Short Sale Restriction (SSR) is an SEC rule that kicks in automatically when a stock drops 10% or more from the previous day's close. It's a circuit breaker under Regulation SHO that forces short sellers to wait for an uptick instead of hitting the bid.
It's officially SEC Rule 201, also called the alternative uptick rule. The SEC introduced it in 2010 after the 2008 financial crisis, replacing the original uptick rule that had been repealed three years earlier.
When does SSR trigger and how long does it last?
SSR activates the moment a stock falls 10% from the prior session's close on a national securities exchange. Once triggered, it stays active for:
The rest of that single trading session, and
The entire next trading day
So a stock that tanks Tuesday afternoon stays SSR'd through Wednesday's close.
How does SSR actually work?
To short an SSR name, your order has to sit above the national best bid — effectively, a limit order placed above the inside bid that waits for an uptick to fill. No more slamming the bid at market.
The rule exists to stop short sellers from piling on and accelerating a sharp decline.
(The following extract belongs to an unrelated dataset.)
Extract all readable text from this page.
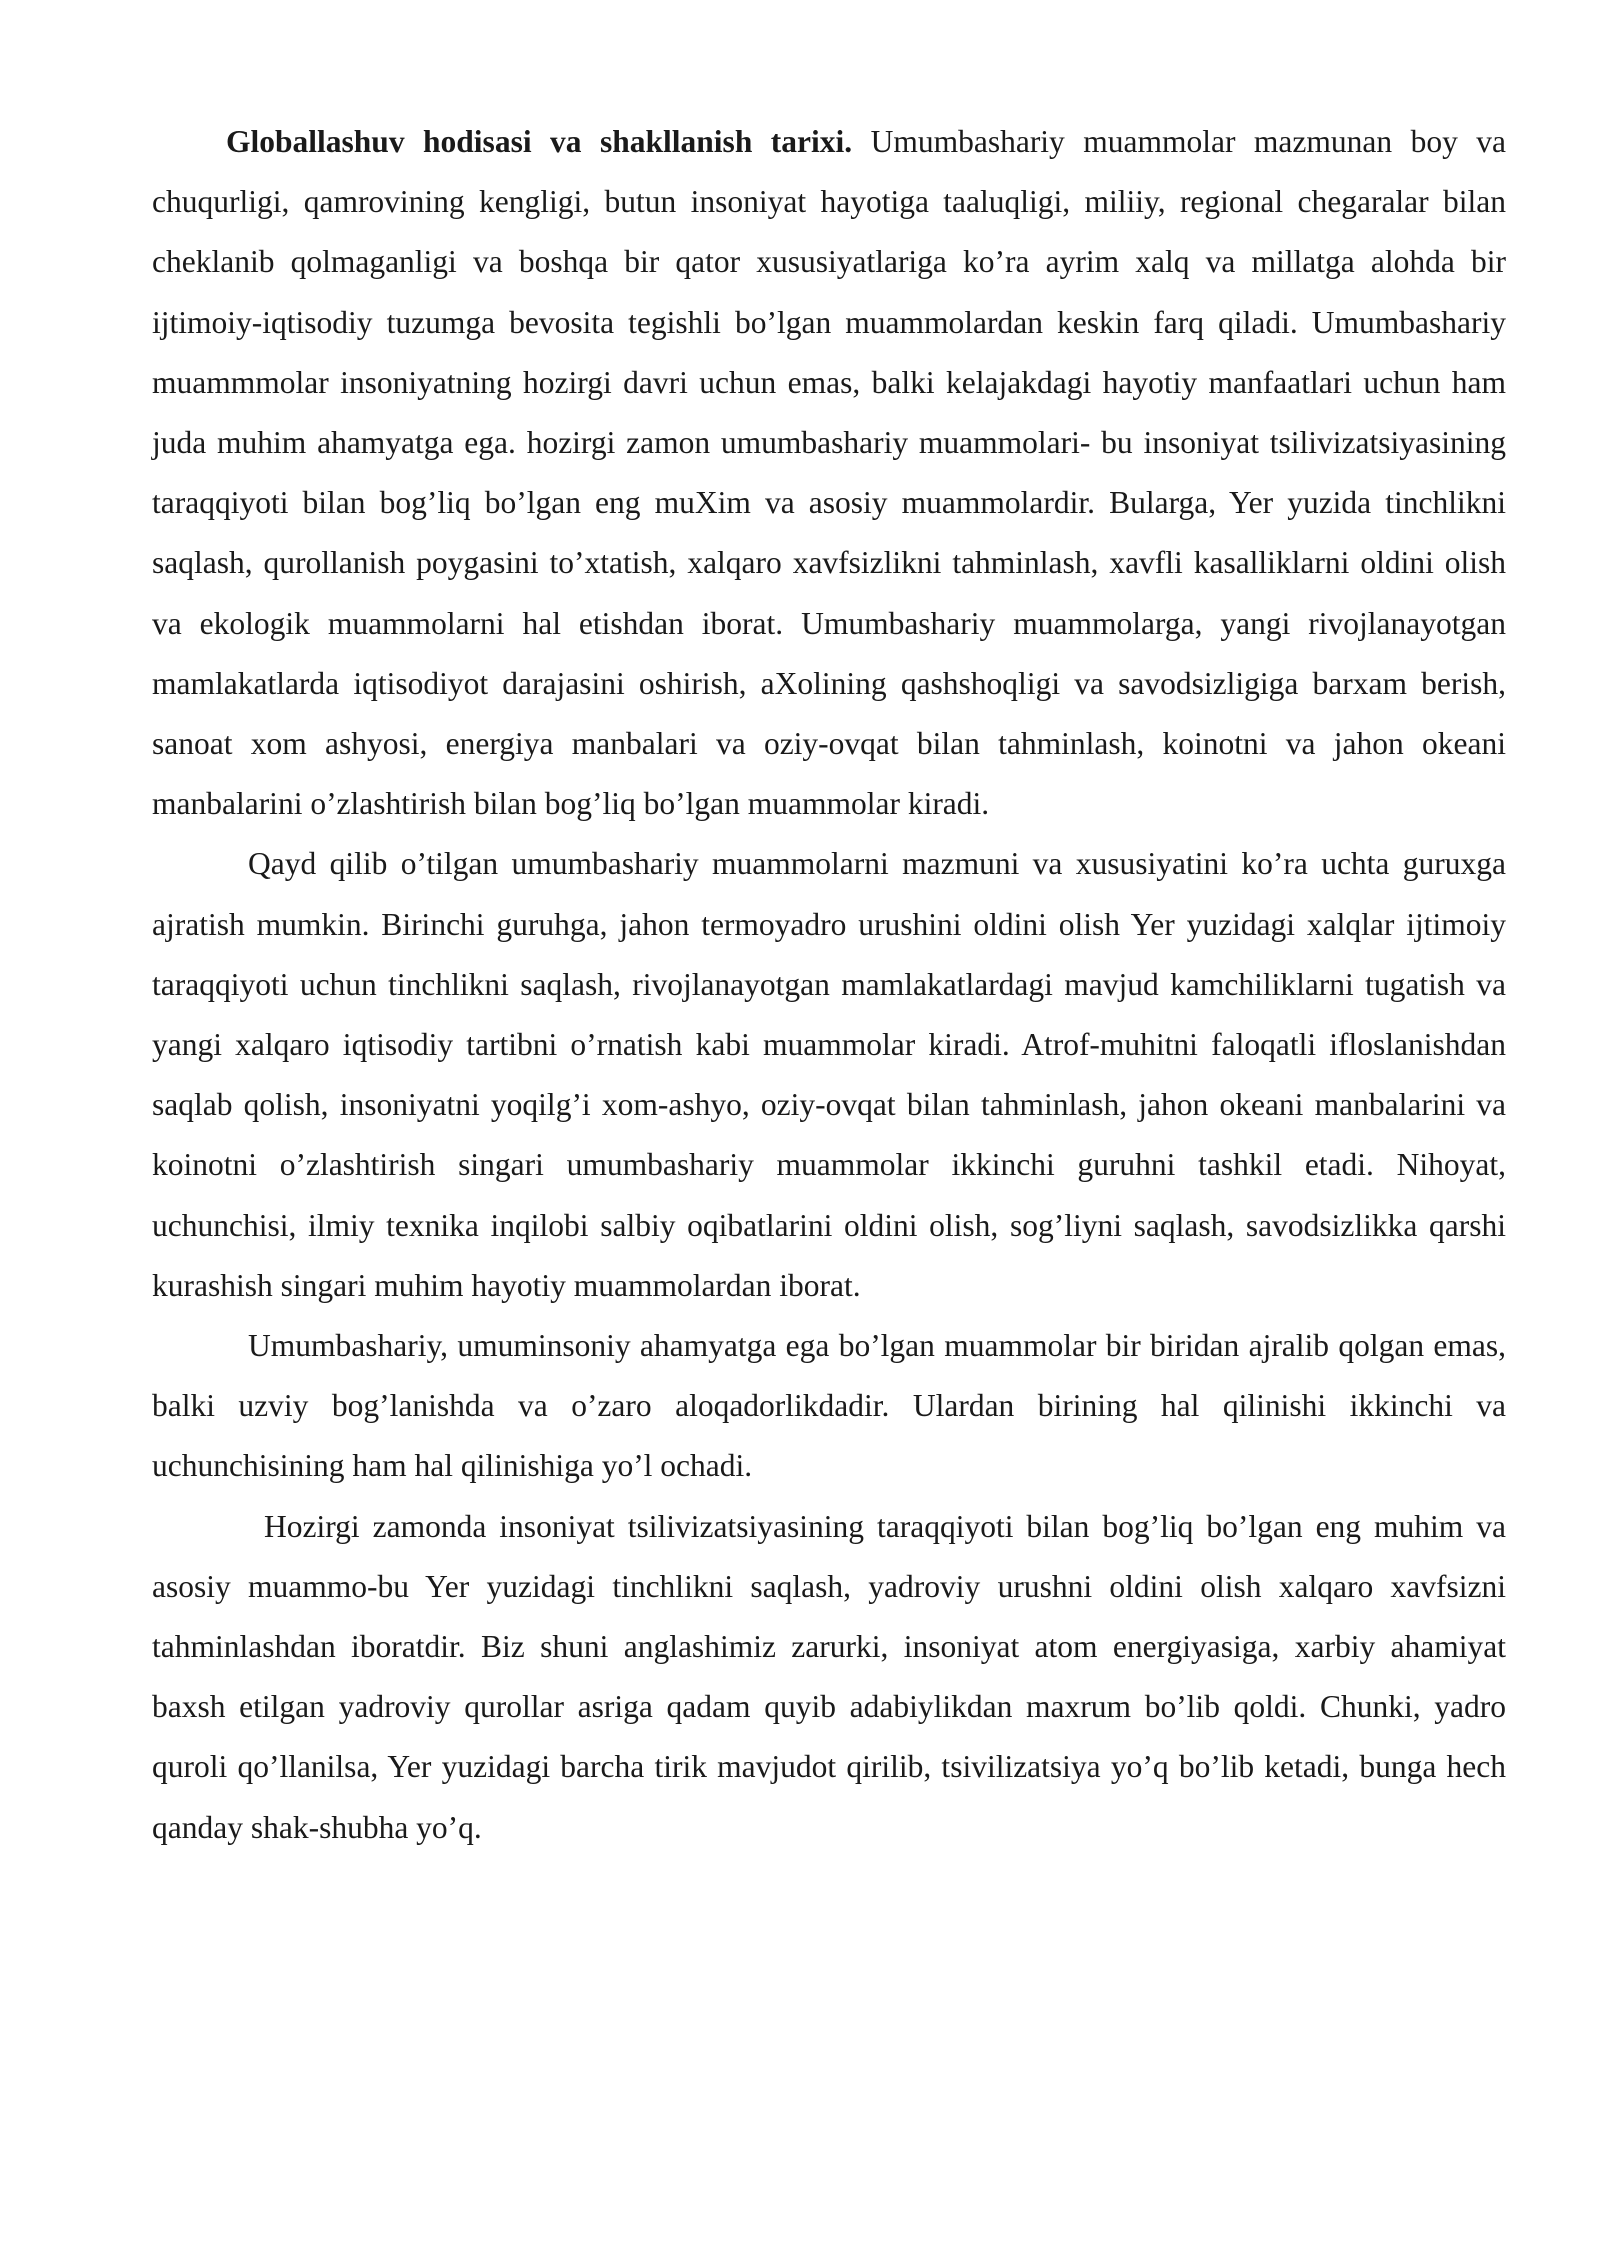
Globallashuv hodisasi va shakllanish tarixi. Umumbashariy muammolar mazmunan boy va chuqurligi, qamrovining kengligi, butun insoniyat hayotiga taaluqligi, miliiy, regional chegaralar bilan cheklanib qolmaganligi va boshqa bir qator xususiyatlariga ko’ra ayrim xalq va millatga alohda bir ijtimoiy-iqtisodiy tuzumga bevosita tegishli bo’lgan muammolardan keskin farq qiladi. Umumbashariy muammmolar insoniyatning hozirgi davri uchun emas, balki kelajakdagi hayotiy manfaatlari uchun ham juda muhim ahamyatga ega. hozirgi zamon umumbashariy muammolari- bu insoniyat tsilivizatsiyasining taraqqiyoti bilan bog’liq bo’lgan eng muXim va asosiy muammolardir. Bularga, Yer yuzida tinchlikni saqlash, qurollanish poygasini to’xtatish, xalqaro xavfsizlikni tahminlash, xavfli kasalliklarni oldini olish va ekologik muammolarni hal etishdan iborat. Umumbashariy muammolarga, yangi rivojlanayotgan mamlakatlarda iqtisodiyot darajasini oshirish, aXolining qashshoqligi va savodsizligiga barxam berish, sanoat xom ashyosi, energiya manbalari va oziy-ovqat bilan tahminlash, koinotni va jahon okeani manbalarini o’zlashtirish bilan bog’liq bo’lgan muammolar kiradi.

Qayd qilib o’tilgan umumbashariy muammolarni mazmuni va xususiyatini ko’ra uchta guruxga ajratish mumkin. Birinchi guruhga, jahon termoyadro urushini oldini olish Yer yuzidagi xalqlar ijtimoiy taraqqiyoti uchun tinchlikni saqlash, rivojlanayotgan mamlakatlardagi mavjud kamchiliklarni tugatish va yangi xalqaro iqtisodiy tartibni o’rnatish kabi muammolar kiradi. Atrof-muhitni faloqatli ifloslanishdan saqlab qolish, insoniyatni yoqilg’i xom-ashyo, oziy-ovqat bilan tahminlash, jahon okeani manbalarini va koinotni o’zlashtirish singari umumbashariy muammolar ikkinchi guruhni tashkil etadi. Nihoyat, uchunchisi, ilmiy texnika inqilobi salbiy oqibatlarini oldini olish, sog’liyni saqlash, savodsizlikka qarshi kurashish singari muhim hayotiy muammolardan iborat.

Umumbashariy, umuminsoniy ahamyatga ega bo’lgan muammolar bir biridan ajralib qolgan emas, balki uzviy bog’lanishda va o’zaro aloqadorlikdadir. Ulardan birining hal qilinishi ikkinchi va uchunchisining ham hal qilinishiga yo’l ochadi.

Hozirgi zamonda insoniyat tsilivizatsiyasining taraqqiyoti bilan bog’liq bo’lgan eng muhim va asosiy muammo-bu Yer yuzidagi tinchlikni saqlash, yadroviy urushni oldini olish xalqaro xavfsizni tahminlashdan iboratdir. Biz shuni anglashimiz zarurki, insoniyat atom energiyasiga, xarbiy ahamiyat baxsh etilgan yadroviy qurollar asriga qadam quyib adabiylikdan maxrum bo’lib qoldi. Chunki, yadro quroli qo’llanilsa, Yer yuzidagi barcha tirik mavjudot qirilib, tsivilizatsiya yo’q bo’lib ketadi, bunga hech qanday shak-shubha yo’q.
SSR doesn't affect long positions, options trading, or most market maker activity — it only restricts the short sale of the underlying stock.
How does SSR affect a stock's price?
SSR often fuels squeezes.
When shorts can't aggressively hit the bid, downward momentum stalls out. A stock that looked dead can rip 20–30% on panic covers — especially when hedge funds and active short sellers are caught with heavy short positions. That's why experienced retail traders scan the SSR list every morning. Those names have built-in squeeze potential.